Owners can use their identity agents to register their digital identities in a proof-of-existence registry. The registry initially conducts proof-of-possession and proof-of-custody challenges when verifying a registering owner. If successfully verified, the owner’s identity agent hashes the digital identity to be registered, digitally seals the hash, and submits the resulting record including digital seal to the registry for retention in the registry’s repository. A party acquiring a digital identity from another owner can use her identity agent to search the registry to verify whether the digital identity is registered. Attributes of registered digital identities will not be revealed if the registry is hacked because registry records are hashed.
Q18. How are identities and services integrated?
When launching a collaborative application service like email, text messaging, or video conferencing, the identity agent of the owner launching the service selects a suitable digital identity from her digital wallet to identify herself, and a digital identity of the owner with whom she wishes to collaborate from her list of contacts. When one of the owners originates a message, the identity agent of the originating owner uses designated keys held by their digital identities to sign and encrypt the message and create a digital fingerprint, sending this data to the receiving owner’s identity agent. The identity agent of the receiving owner uses designated keys held by their digital identities to decrypt the received message, verify the digital signature, and verify the received fingerprint, delivering the decrypted message to the application service of the receiving owner if successfully verified.

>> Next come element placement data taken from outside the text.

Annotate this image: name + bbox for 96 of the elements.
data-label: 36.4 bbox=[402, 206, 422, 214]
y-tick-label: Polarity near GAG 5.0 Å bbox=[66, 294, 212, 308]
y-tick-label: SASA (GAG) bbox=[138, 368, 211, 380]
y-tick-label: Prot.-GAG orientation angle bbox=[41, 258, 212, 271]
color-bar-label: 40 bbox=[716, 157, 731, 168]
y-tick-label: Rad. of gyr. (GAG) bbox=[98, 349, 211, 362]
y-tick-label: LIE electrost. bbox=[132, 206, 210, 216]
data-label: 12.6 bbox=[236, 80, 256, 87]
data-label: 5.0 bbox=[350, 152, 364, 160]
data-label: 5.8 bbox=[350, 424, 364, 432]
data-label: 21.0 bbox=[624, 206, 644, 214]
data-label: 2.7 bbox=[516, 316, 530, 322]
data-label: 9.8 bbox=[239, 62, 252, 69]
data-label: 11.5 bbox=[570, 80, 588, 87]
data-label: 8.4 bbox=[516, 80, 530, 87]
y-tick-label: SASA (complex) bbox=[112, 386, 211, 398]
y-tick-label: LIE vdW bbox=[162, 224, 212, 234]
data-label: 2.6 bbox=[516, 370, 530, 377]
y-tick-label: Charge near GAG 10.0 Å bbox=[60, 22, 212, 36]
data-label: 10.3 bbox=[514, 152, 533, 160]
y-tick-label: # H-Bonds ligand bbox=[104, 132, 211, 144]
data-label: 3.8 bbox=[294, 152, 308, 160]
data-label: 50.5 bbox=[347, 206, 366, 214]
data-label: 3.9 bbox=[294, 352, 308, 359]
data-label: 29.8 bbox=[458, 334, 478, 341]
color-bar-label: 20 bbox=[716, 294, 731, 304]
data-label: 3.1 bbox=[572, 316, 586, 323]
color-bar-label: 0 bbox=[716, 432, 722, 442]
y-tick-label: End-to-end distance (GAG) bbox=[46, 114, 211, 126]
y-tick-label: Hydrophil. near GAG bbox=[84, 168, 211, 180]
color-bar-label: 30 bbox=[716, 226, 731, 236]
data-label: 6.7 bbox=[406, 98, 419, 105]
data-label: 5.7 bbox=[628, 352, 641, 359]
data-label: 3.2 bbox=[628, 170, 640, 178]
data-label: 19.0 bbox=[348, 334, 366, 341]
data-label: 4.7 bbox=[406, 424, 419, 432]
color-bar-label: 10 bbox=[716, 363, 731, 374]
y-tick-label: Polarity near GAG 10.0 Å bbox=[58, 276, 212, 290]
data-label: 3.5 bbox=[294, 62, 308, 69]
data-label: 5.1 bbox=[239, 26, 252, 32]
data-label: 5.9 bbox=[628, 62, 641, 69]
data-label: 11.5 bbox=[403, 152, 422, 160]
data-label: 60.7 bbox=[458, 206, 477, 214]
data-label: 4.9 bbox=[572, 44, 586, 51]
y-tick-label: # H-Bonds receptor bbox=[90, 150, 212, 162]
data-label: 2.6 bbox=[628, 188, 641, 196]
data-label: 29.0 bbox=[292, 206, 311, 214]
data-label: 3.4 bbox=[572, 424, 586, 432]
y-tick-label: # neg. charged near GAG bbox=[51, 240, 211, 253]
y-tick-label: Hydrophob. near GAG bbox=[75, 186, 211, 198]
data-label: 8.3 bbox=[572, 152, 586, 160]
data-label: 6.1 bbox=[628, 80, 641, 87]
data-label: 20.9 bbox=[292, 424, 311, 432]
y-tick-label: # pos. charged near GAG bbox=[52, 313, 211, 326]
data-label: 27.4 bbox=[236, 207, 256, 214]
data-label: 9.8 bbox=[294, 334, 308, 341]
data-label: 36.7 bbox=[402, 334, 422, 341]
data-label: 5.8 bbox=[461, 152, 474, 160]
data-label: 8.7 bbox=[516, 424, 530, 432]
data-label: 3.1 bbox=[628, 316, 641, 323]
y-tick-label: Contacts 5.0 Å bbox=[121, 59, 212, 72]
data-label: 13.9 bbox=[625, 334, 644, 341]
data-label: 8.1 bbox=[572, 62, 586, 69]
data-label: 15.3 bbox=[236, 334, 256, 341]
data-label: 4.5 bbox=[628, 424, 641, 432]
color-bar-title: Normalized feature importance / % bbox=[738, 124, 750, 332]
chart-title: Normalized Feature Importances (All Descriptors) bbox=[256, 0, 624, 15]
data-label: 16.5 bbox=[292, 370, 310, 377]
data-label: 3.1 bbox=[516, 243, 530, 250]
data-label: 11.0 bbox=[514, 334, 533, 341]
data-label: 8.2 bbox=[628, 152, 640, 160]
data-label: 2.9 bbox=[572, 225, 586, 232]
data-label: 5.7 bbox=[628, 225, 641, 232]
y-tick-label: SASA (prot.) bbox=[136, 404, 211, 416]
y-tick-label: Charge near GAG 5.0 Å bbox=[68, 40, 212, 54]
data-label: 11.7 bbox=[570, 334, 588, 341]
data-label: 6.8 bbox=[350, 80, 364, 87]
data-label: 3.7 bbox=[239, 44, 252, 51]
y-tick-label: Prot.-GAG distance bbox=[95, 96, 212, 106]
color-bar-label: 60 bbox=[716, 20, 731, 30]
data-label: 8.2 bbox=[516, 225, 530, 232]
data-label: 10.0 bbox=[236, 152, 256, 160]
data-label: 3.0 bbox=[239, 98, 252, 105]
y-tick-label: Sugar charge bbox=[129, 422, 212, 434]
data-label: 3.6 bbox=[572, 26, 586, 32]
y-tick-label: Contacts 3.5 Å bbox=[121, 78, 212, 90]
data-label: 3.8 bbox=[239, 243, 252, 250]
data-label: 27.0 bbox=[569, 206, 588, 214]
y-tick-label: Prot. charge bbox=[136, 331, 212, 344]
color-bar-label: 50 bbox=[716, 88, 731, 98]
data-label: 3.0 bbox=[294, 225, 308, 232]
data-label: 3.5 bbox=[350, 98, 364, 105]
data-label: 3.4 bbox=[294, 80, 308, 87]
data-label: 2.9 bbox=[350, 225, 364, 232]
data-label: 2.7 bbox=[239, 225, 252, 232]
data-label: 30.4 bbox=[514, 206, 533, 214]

Q19. What improvements are planned?
We plan to progressively extend and optimize identity agent features and capabilities by applying formal software engineering methods and open source development to increase trustworthiness; leveraging trusted platform modules, trusted execution environments and trust zones; exploiting artificial intelligence and machine learning to optimize decision making (see Tomko regarding the potential of Intelligent Agents); adopting methods for avoiding privacy correlation and linkability (see W3C Verifiable Credentials and ABC4Trust); and adopting elements of the Signal messaging protocol including ephemeral keys and Signal’s ratchet protocol (see Analysis of Signal Messaging Protocol).
Q20. How will the architecture be rolled out?
The approach we plan to adopt will be to start by fielding a basic version of the architecture, iteratively building in architectural capabilities and improvements driven by what we learn. Motivated by the work of Asokan et. al., digital identities nominally have three public/private key-pairs, each for designated purposes. To simplify matters, we plan to initially specify a single key-pair per digital identity. To increase cryptographic strength, additional key-pairs allocated to the designated purposes will be subsequently integrated. Identity agents will initially bind their owners by way of a local PIN. Native biometric authentication mechanisms and data will be integrated into the solution in stages. The Diffie-Hellman identity service for securely exchanging digital identities and the proof-of-existence identity registry for verifying acquired digital identities will be incorporated thereafter.